During serving, the feature set is likely to have changed. The mismatch between training and serving is resolved by schema comparison. In this walkthrough, let's create a toy serving data where we have both shape (`"col_bool"` has string values) and type (`"col_extra"` is added) mismatches.

In [18]:
X_serve = X_train.copy()
X_serve["col_extra"] = [np.nan, "C", "D"]
X_serve["col_bool"] = [np.nan, "A", "B"]

In [19]:
X_serve

Unnamed: 0,col_bool,col_num,col_str,col_array,col_PATTERN1,col_invariant_missing,col_extra
0,,,,,1,,
1,A,0.5,A,['A'],2,0.0,C
2,B,10.0,B,['B'],3,0.0,D


### Step 1. Infer a schema from a serving data

To compare schemas between training and serving, we need to first create a schema during serving. This step is identical to the model training stage.

In [20]:
X_serve = drop_non_informative_features(X_serve, seed_patterns=["SEED$"])
schema_serve = build_schema(
    X_serve,
    numpy_dtype_map=numpy_dtype_map,
    custom_dtype_map=custom_dtype_map,
    nominal_num_patterns=nominal_num_patterns,
    catch_invariant_with_missing=True
    )
X_serve = cast_numpy_dtype(X_serve, schema_serve)

In [21]:
schema_serve

Unnamed: 0,pandas_dtype,numpy_dtype,custom_dtype
col_bool,string,<class 'str'>,nominal_str
col_num,floating,<class 'float'>,numeric
col_str,string,<class 'str'>,nominal_str
col_array,string,<class 'str'>,nominal_str
col_PATTERN1,string,<class 'str'>,nominal_num
col_invariant_missing,floating,<class 'float'>,invariant_with_missing
col_extra,string,<class 'str'>,nominal_str


### Step 2. Resolve mismatches

First, we resolve any shape (feature-set) mismatches. Unseen columns are dropped and missing columns are added back as nulls, and later imputed by a fitted preprocessor. 

In [22]:
X_serve = match_cols(X_serve, schema_train.index)
X_serve

Columns ['col_extra'] were dropped because they are not in X.
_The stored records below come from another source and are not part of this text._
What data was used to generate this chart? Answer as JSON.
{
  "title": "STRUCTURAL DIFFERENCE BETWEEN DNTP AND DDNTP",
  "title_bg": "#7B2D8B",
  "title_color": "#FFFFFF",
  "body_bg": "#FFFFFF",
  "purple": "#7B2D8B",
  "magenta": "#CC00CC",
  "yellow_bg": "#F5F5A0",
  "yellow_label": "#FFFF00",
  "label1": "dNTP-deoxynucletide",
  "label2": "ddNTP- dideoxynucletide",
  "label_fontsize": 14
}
Unnamed: 0,col_bool,col_num,col_str,col_array,col_PATTERN1,col_invariant_missing
0,,,,,1,
1,A,0.5,A,['A'],2,0.0
2,B,10.0,B,['B'],3,0.0


Next, we resolve the type mismatch. When there is type mismatch, model prediction will fail, but there is no easy way to resolve this automatically. Thus, we replace the mismatched columns as nulls, which will be imputed by fitted preprocessor later. **Note that the intention behind this simple resolution is NOT to ignore data drifts but to avoid frequent pipeline failures because these mismatches are very common. Whenever mismatches occur, we create an alert to start manual data inspection.**

In [23]:
X_serve = replace_numpy_dtype_mismatch(schema_train, schema_serve, X_serve)
X_serve



Unnamed: 0,col_bool,col_num,col_str,col_array,col_PATTERN1,col_invariant_missing
0,,,,,1,
1,,0.5,A,['A'],2,0.0
2,,10.0,B,['B'],3,0.0


Here, you can see that `"col_bool"` which has a different dtype (string) during serving now have null values.

### Step 3. Transform the serving data

Once mismatches are resolved, we apply the fitted preprocessor to transform the serving data.

In [24]:
X_serve_transformed = preprocessor.transform(X_serve)
X_serve_transformed

array([[ 2.  ,  1.  ,  0.  ,  2.  ,  0.5 ,  5.25],
       [ 0.  ,  0.  ,  1.  ,  0.  ,  0.5 ,  0.5 ],
       [ 1.  ,  0.  ,  2.  ,  1.  ,  0.5 , 10.  ]])

## Conclusions

Many data-related challengs exist in hardware verification. There's no schema, data drifts are frequent, and we need to infer data types correctly. The data-centric ML pipeline shown in this walkthrough can address this issue by inferring schema from raw data, building preprocessors directly from it, and quickly resolving shape and type mismatches during model serving. This approach makes data preprocessing modular and transparent, and it tracks granular information of the contents of the data over time. Since it uses common pythong packages such as pandas and sklearn, it can be easily integrated into other existing data and model pipelines.